Karl Marx'ı severim. O fikir üretmiştir. Marxsistlerimiz Marx'ın her ürettiği fikri görmüşler ama Türkiye/Osmanlı üzerine ürettiklerinin üzerinde üstünkörü bahsetmişler veya bu meseleye hiç girmemişlerdir.
Selâhattin Hilâv-Attilâ Tokatlı'nın tercüme edip 1966'da yayımladıkları Karl Marx'ın "Türkiye Üzerine (Şark Meselesi)" kitabı önümde.
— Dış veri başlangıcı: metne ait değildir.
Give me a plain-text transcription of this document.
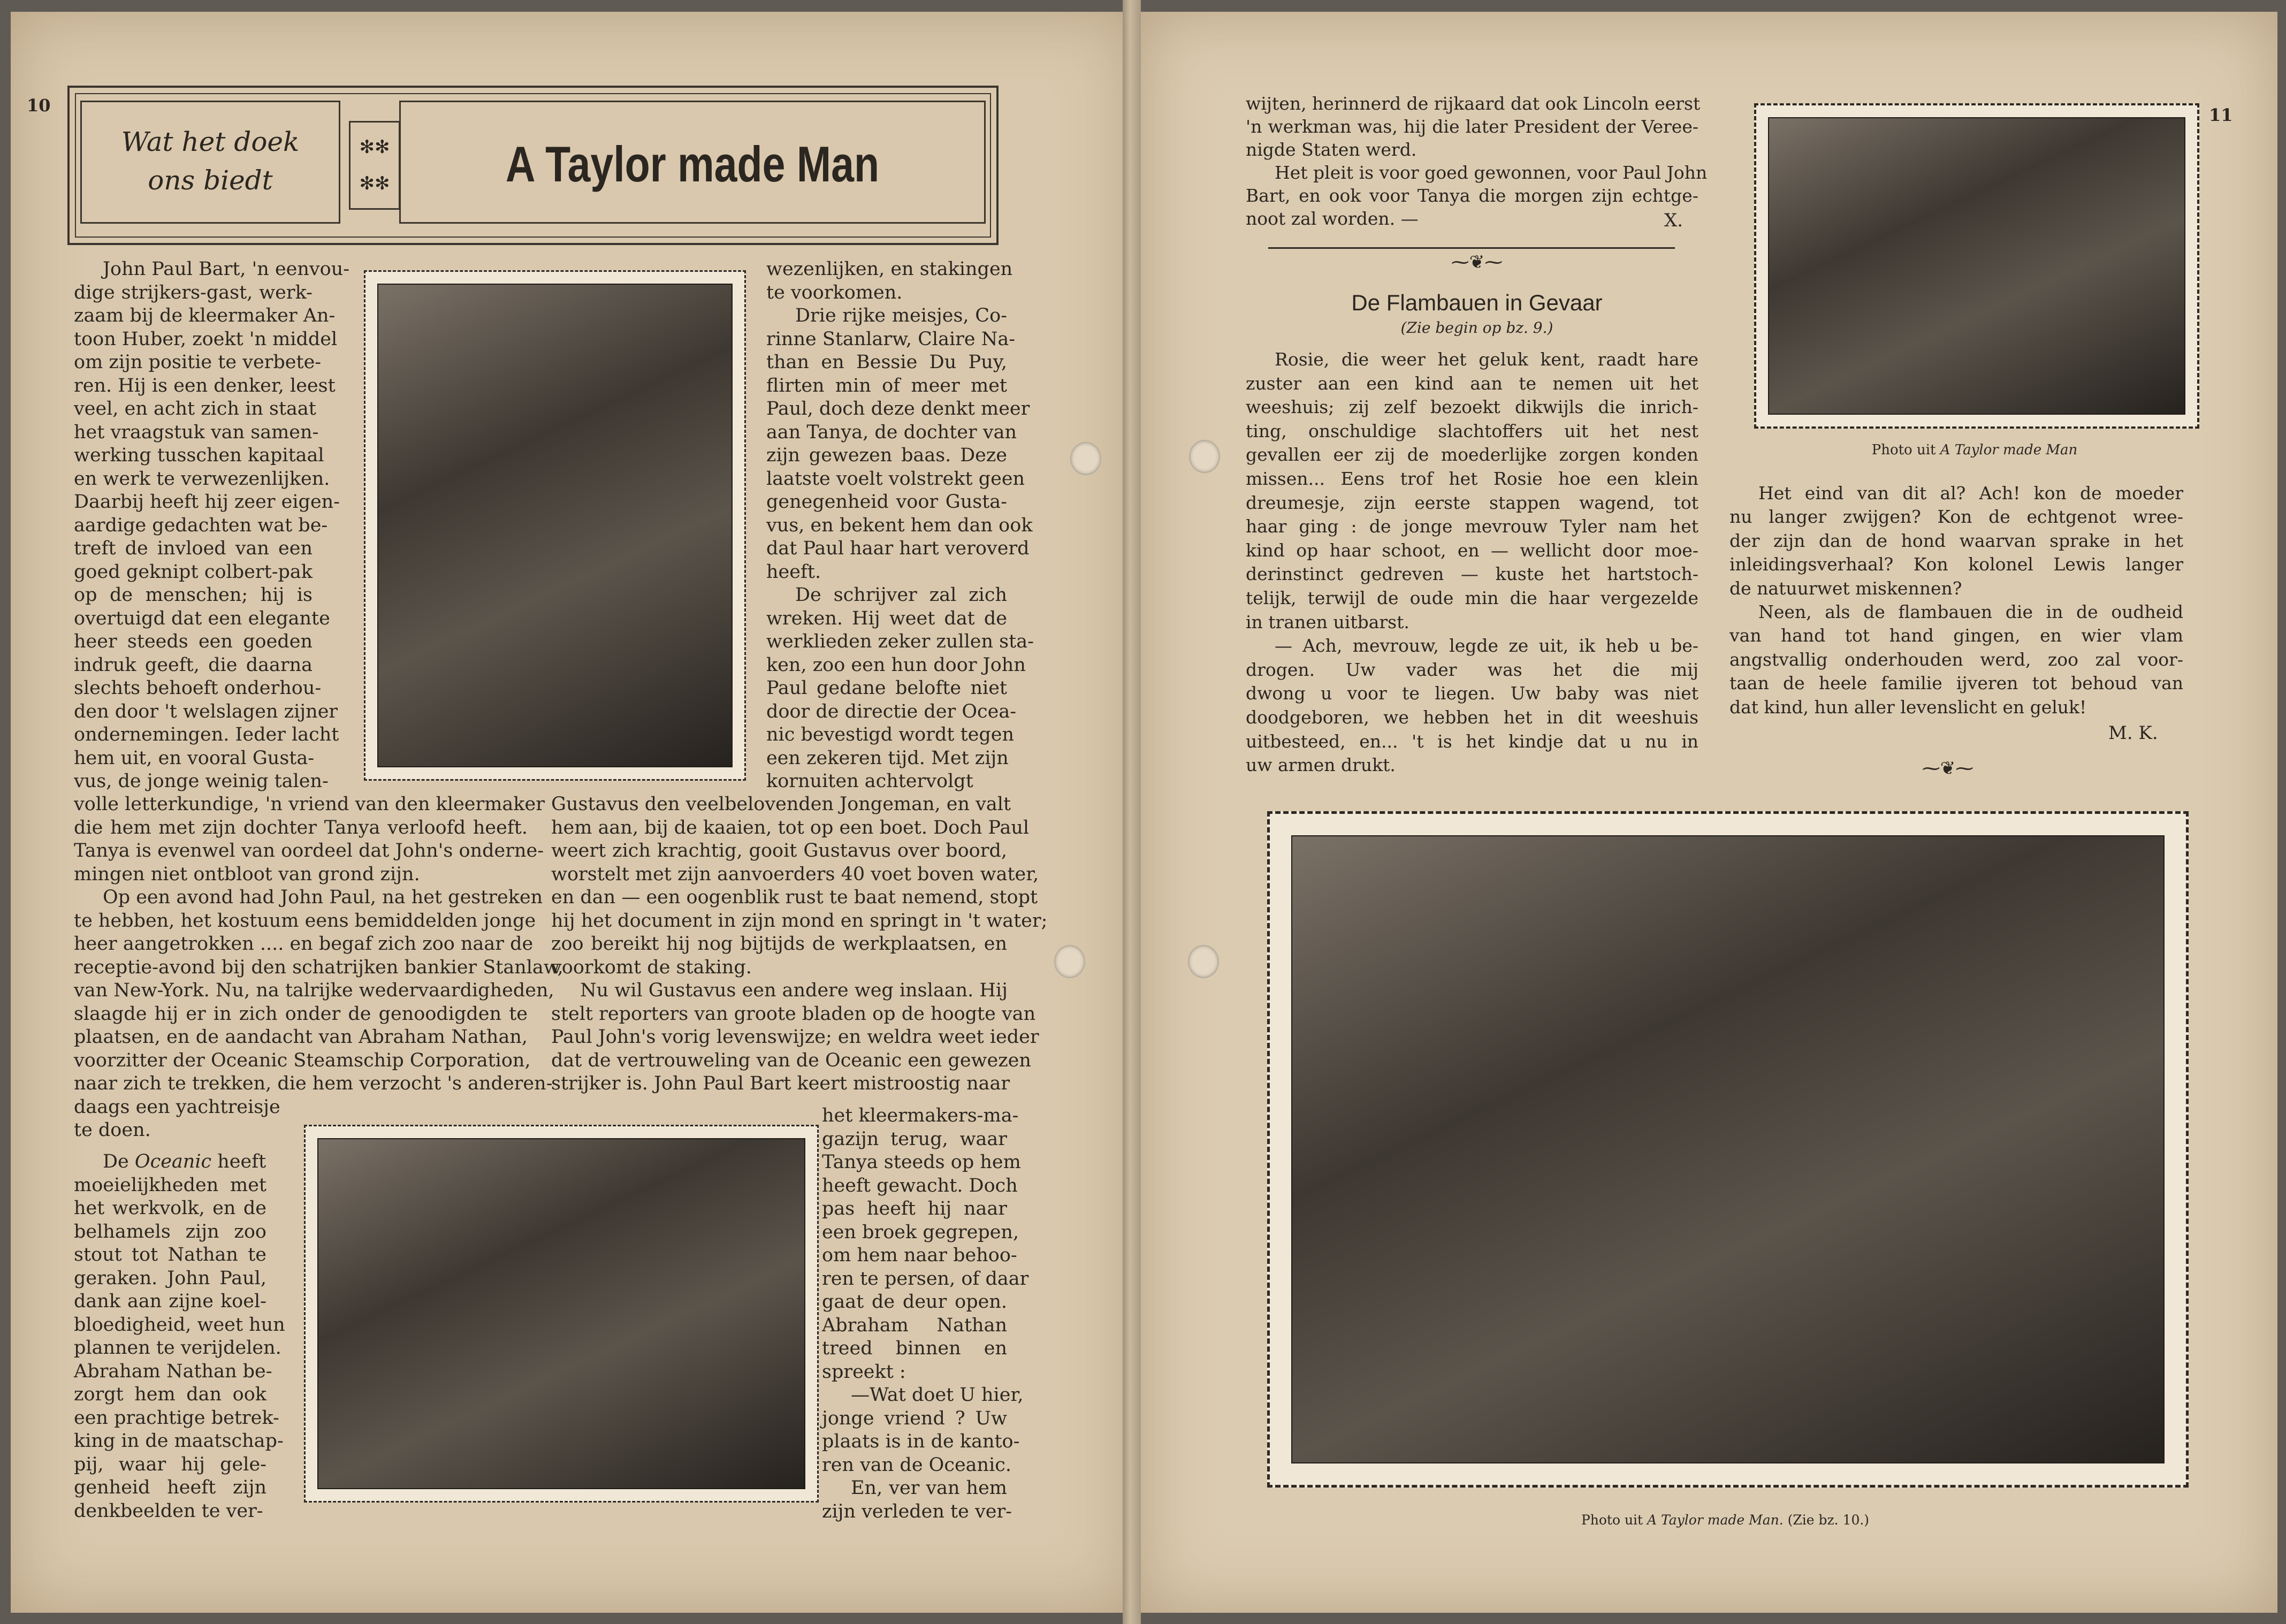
10
Wat het doek
ons biedt
✻✻
✻✻	A Taylor made Man
John Paul Bart, 'n eenvou-
dige strijkers-gast, werk-
zaam bij de kleermaker An-
toon Huber, zoekt 'n middel
om zijn positie te verbete-
ren. Hij is een denker, leest
veel, en acht zich in staat
het vraagstuk van samen-
werking tusschen kapitaal
en werk te verwezenlijken.
Daarbij heeft hij zeer eigen-
aardige gedachten wat be-
treft de invloed van een
goed geknipt colbert-pak
op de menschen; hij is
overtuigd dat een elegante
heer steeds een goeden
indruk geeft, die daarna
slechts behoeft onderhou-
den door 't welslagen zijner
ondernemingen. Ieder lacht
hem uit, en vooral Gusta-
vus, de jonge weinig talen-
wezenlijken, en stakingen
te voorkomen.
Drie rijke meisjes, Co-
rinne Stanlarw, Claire Na-
than en Bessie Du Puy,
flirten min of meer met
Paul, doch deze denkt meer
aan Tanya, de dochter van
zijn gewezen baas. Deze
laatste voelt volstrekt geen
genegenheid voor Gusta-
vus, en bekent hem dan ook
dat Paul haar hart veroverd
heeft.
De schrijver zal zich
wreken. Hij weet dat de
werklieden zeker zullen sta-
ken, zoo een hun door John
Paul gedane belofte niet
door de directie der Ocea-
nic bevestigd wordt tegen
een zekeren tijd. Met zijn
kornuiten achtervolgt
volle letterkundige, 'n vriend van den kleermaker
die hem met zijn dochter Tanya verloofd heeft.
Tanya is evenwel van oordeel dat John's onderne-
mingen niet ontbloot van grond zijn.
Op een avond had John Paul, na het gestreken
te hebben, het kostuum eens bemiddelden jonge
heer aangetrokken .... en begaf zich zoo naar de
receptie-avond bij den schatrijken bankier Stanlaw,
van New-York. Nu, na talrijke wedervaardigheden,
slaagde hij er in zich onder de genoodigden te
plaatsen, en de aandacht van Abraham Nathan,
voorzitter der Oceanic Steamschip Corporation,
naar zich te trekken, die hem verzocht 's anderen-
daags een yachtreisje
te doen.
Gustavus den veelbelovenden Jongeman, en valt
hem aan, bij de kaaien, tot op een boet. Doch Paul
weert zich krachtig, gooit Gustavus over boord,
worstelt met zijn aanvoerders 40 voet boven water,
en dan — een oogenblik rust te baat nemend, stopt
hij het document in zijn mond en springt in 't water;
zoo bereikt hij nog bijtijds de werkplaatsen, en
voorkomt de staking.
Nu wil Gustavus een andere weg inslaan. Hij
stelt reporters van groote bladen op de hoogte van
Paul John's vorig levenswijze; en weldra weet ieder
dat de vertrouweling van de Oceanic een gewezen
strijker is. John Paul Bart keert mistroostig naar
De Oceanic heeft
moeielijkheden met
het werkvolk, en de
belhamels zijn zoo
stout tot Nathan te
geraken. John Paul,
dank aan zijne koel-
bloedigheid, weet hun
plannen te verijdelen.
Abraham Nathan be-
zorgt hem dan ook
een prachtige betrek-
king in de maatschap-
pij, waar hij gele-
genheid heeft zijn
denkbeelden te ver-
het kleermakers-ma-
gazijn terug, waar
Tanya steeds op hem
heeft gewacht. Doch
pas heeft hij naar
een broek gegrepen,
om hem naar behoo-
ren te persen, of daar
gaat de deur open.
Abraham Nathan
treed binnen en
spreekt :
—Wat doet U hier,
jonge vriend ? Uw
plaats is in de kanto-
ren van de Oceanic.
En, ver van hem
zijn verleden te ver-
11
wijten, herinnerd de rijkaard dat ook Lincoln eerst
'n werkman was, hij die later President der Veree-
nigde Staten werd.
Het pleit is voor goed gewonnen, voor Paul John
Bart, en ook voor Tanya die morgen zijn echtge-
noot zal worden. —	X.
⁓❦⁓
De Flambauen in Gevaar
(Zie begin op bz. 9.)
Rosie, die weer het geluk kent, raadt hare
zuster aan een kind aan te nemen uit het
weeshuis; zij zelf bezoekt dikwijls die inrich-
ting, onschuldige slachtoffers uit het nest
gevallen eer zij de moederlijke zorgen konden
missen... Eens trof het Rosie hoe een klein
dreumesje, zijn eerste stappen wagend, tot
haar ging : de jonge mevrouw Tyler nam het
kind op haar schoot, en — wellicht door moe-
derinstinct gedreven — kuste het hartstoch-
telijk, terwijl de oude min die haar vergezelde
in tranen uitbarst.
— Ach, mevrouw, legde ze uit, ik heb u be-
drogen. Uw vader was het die mij
dwong u voor te liegen. Uw baby was niet
doodgeboren, we hebben het in dit weeshuis
uitbesteed, en... 't is het kindje dat u nu in
uw armen drukt.
Photo uit A Taylor made Man
Het eind van dit al? Ach! kon de moeder
nu langer zwijgen? Kon de echtgenot wree-
der zijn dan de hond waarvan sprake in het
inleidingsverhaal? Kon kolonel Lewis langer
de natuurwet miskennen?
Neen, als de flambauen die in de oudheid
van hand tot hand gingen, en wier vlam
angstvallig onderhouden werd, zoo zal voor-
taan de heele familie ijveren tot behoud van
dat kind, hun aller levenslicht en geluk!
M. K.
⁓❦⁓
Photo uit A Taylor made Man. (Zie bz. 10.)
Kitabın ön sözünü Selâhattin Hilâv yazmış. Hilâv, "Bugüne kadar, yurdumuzda, Marxcılığın genel öğretisi ve metodu hakkında çeşitli çeviri ve yazılar yayınlandığı halde, Osmanlı İmparatorluğu'nun toplumsal ve ekonomik yapısı hakkında Marx'ın neler düşünmüş olduğu araştırılmamıştı." der. "Neden acaba?" diye sormaya gerek yok! Kaç Marxist "Türk" tarafında?! Marx'ın Türkleri daha yakından incelemek için Türkçe öğrendiğinden haberiniz var mı?
Sarıkamış biliniyor. Az bilinenden bahsedeceğim. Ruslar, 1855'te Kars'ı kuşatmışlardır. Karl Marx, 5, 12, 19 ve 29 nisanda People's Paper gazetesinde yayınladığı "Kars'ın Düşüşü" makale serisinde İngiliz parlamentosunun yayımladığı "Asya Türkiye'sindeki Askerî İşlere Ait Belgeler, ve Kars'ın Savunulması ve Teslimi" adlı Mavi Kitap'taki belgelere dayanarak, Kars'ın kuşatılmasını, savunulmasını ve sonunda teslim edilmesini kronolojik sırayla tahlil etmiştir.
Marx makalesinde, Kars'ın düşüşünü İngiliz Lord Palmerston Hükûmeti'nin planladığını delillendirmiştir. Marx Türk askeri için şunları yazar:
"Rus saldırı kolları karşısında Türklerin 29 Eylülde kazandığı zafer bir kehanetin yarattığı karamsarlığı, akan bir yıldızın yarattığı parıltı gibi bir an için aydınlatarak dağıtıverdi." (Ayrıntı için bkz. Dr. Humphrey Sandwith- Mustafa Zarifî-Paşa Karl Marx, 1855 Kars Kuşatmasının Öyküsü, Çev. Hamit Zafer Kars, Tarihçi Kitapevi).
Şark Meselesi'nin hallinin iyiden iyiye konuşulduğu Türk düşmanlığının doruğa çıktığı 19. yüzyılda Marx, yabancılar içinde yine en ölçülüsü diyebilirim.
Bizim Marxistler Marx'ı anlamışlar ama yanlış anlamışlar!